Умер он в восемьдесят девятом. Восемьдесят четыре года. Умер от инфаркта, быстро, даже не побывав «дряхлым стариком». Ежедневная зарядка, пробежка… Плавал утром,… вышел на берег и упал замертво…
В начале тридцатых он работал инженером-механиком в одесском порту. А в тридцать четвёртом его направили на работу в «органы». НКВД в этом году был реорганизован. Появились новые структуры по обеспечению государственной безопасности. Вот туда Игоря Елисеевича и направили… Внешняя и контрразведка.
Ах, да… В тридцать втором он женился. Родился сын Арсений… Жена родом из Николаева. На николаевском судозаводе они и познакомились. Дед был в командировке. Бабуля тогда работала в заводской столовой, училась в институте…
И вот сорок первый. Война.
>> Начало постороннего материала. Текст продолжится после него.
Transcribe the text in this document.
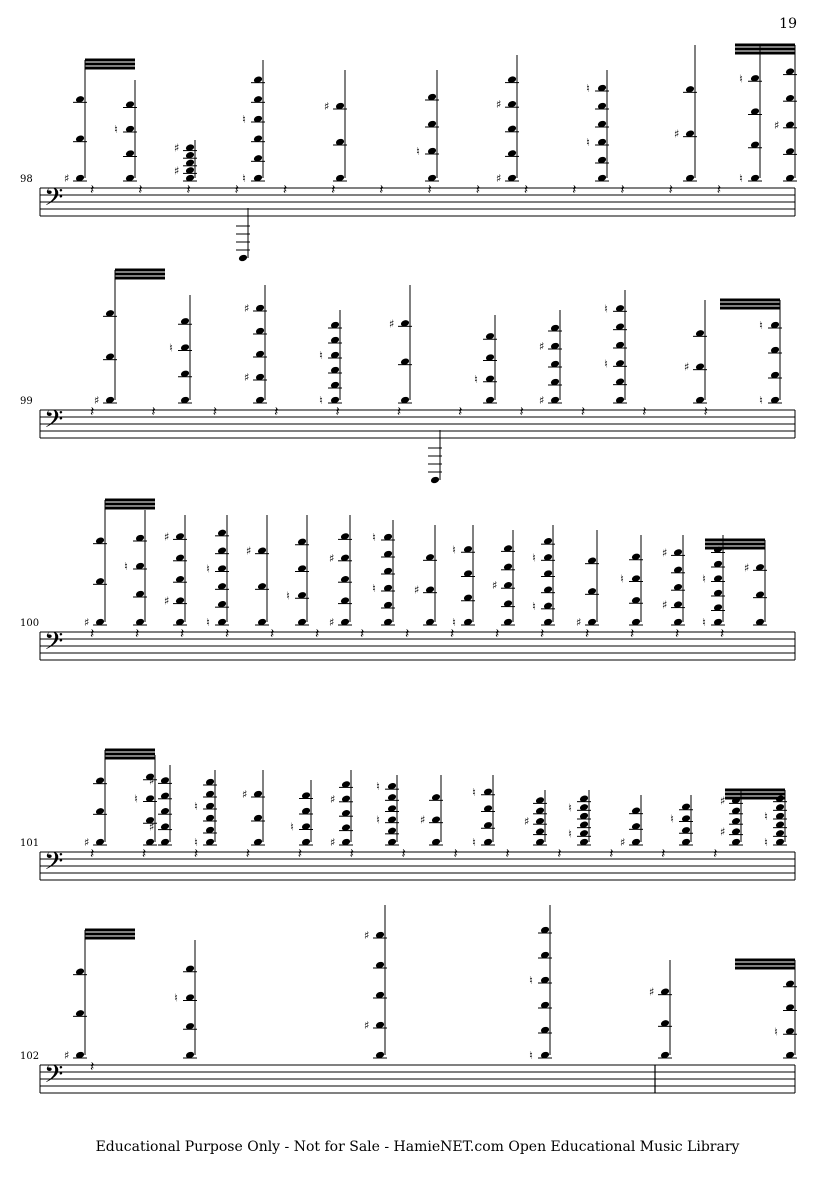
19
98
𝄢
♯
♮
♯
♯
♮
♮
♯
♮
♯
♯
♮
♮
♯
♮
♮
♯
𝄽	𝄽	𝄽	𝄽	𝄽	𝄽	𝄽	𝄽	𝄽	𝄽	𝄽	𝄽	𝄽	𝄽
99
𝄢
♯
♮
♯
♯
♮
♮
♯
♮
♯
♯
♮
♮
♯
♮
♮
𝄽	𝄽	𝄽	𝄽	𝄽	𝄽	𝄽	𝄽	𝄽	𝄽	𝄽
100
𝄢
♯
♮
♯
♯
♮
♮
♯
♮
♯
♯
♮
♮
♯
♮
♮
♯
♮
♮
♯
♮
♯
♯
♮
♮
♯
𝄽	𝄽	𝄽	𝄽	𝄽	𝄽	𝄽	𝄽	𝄽	𝄽	𝄽	𝄽	𝄽	𝄽	𝄽
101
𝄢
♯
♮
♯
♯
♮
♮
♯
♮
♯
♯
♮
♮
♯
♮
♮
♯
♮
♮
♯
♮
♯
♯
♮
♮
𝄽	𝄽	𝄽	𝄽	𝄽	𝄽	𝄽	𝄽	𝄽	𝄽	𝄽	𝄽	𝄽
102
𝄢
♯
♮
♯
♯
♮
♮
♯
♮
𝄽
Educational Purpose Only - Not for Sale - HamieNET.com Open Educational Music Library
Семья Игоря экстренно эвакуирована на Урал, в город Молотов. Позже, э… в пятьдесят седьмом, городу вернут прежнее название – Пермь. Семья обустраивается, дед меняет профиль работы… Он сейчас не разведчик, он чекист, но инженер… Он занимается переводом машиностроительных заводов в Молотов, Свердловск, Челябинск… На военные рельсы…
В сорок четвёртом, когда вновь потребовалась его хватка разведчика, да ещё отличные знания и немецкого, и польского, и украинского языков, деда забрасывают на Западную Украину и далее в Польшу… Работа во Львове, Кракове, и его поиски следов отца, Елисея… Знакомства, связи… И личные тоже… Но вот в «органах» созревает какой-то донос: отец майора НКВД Черского И.Е., музыкант Черский Е.С. пропал без вести во Львове в девятнадцатом. Есть мнение (!) – невозвращенец и антисоветчик… Вдруг? Отозвать майора! Деда не репрессировали, а просто отправили обратно на Урал. Поиски следов Елисея временно остановлены.
В сорок шестом командировали в Одессу для борьбы с организованной преступностью. Тогда бандиты «наделали шороху». Дед с «легендой» человека от Николаевской, Херсонской и Севастопольской бандитских группировок внедрился в банду. За отличную работу в этой сложной операции он получил орден из рук самого Жукова и, вернувшись в Молотов, быстро получил звание подполковник… В пятьдесят четвёртом он возглавил отдел контрразведки и промышленного шпионажа в областном управлении КГБ. В этом году опять произошла реорганизация «органов» и появилось это название. И теперь он полковник. Заводы резко перестраивались на «оборонку». Все! Где-то весь завод, где-то – цех-другой. Ракеты, самолёты, катера, двигатели к ним, топливо, заряды, снаряды… Сложнейший, тотальный аппарат надзора и режима. Повсюду, в любом Вузе и НИИ – так называемые «первые отделы», наука зачастую работает под грифом «секретно».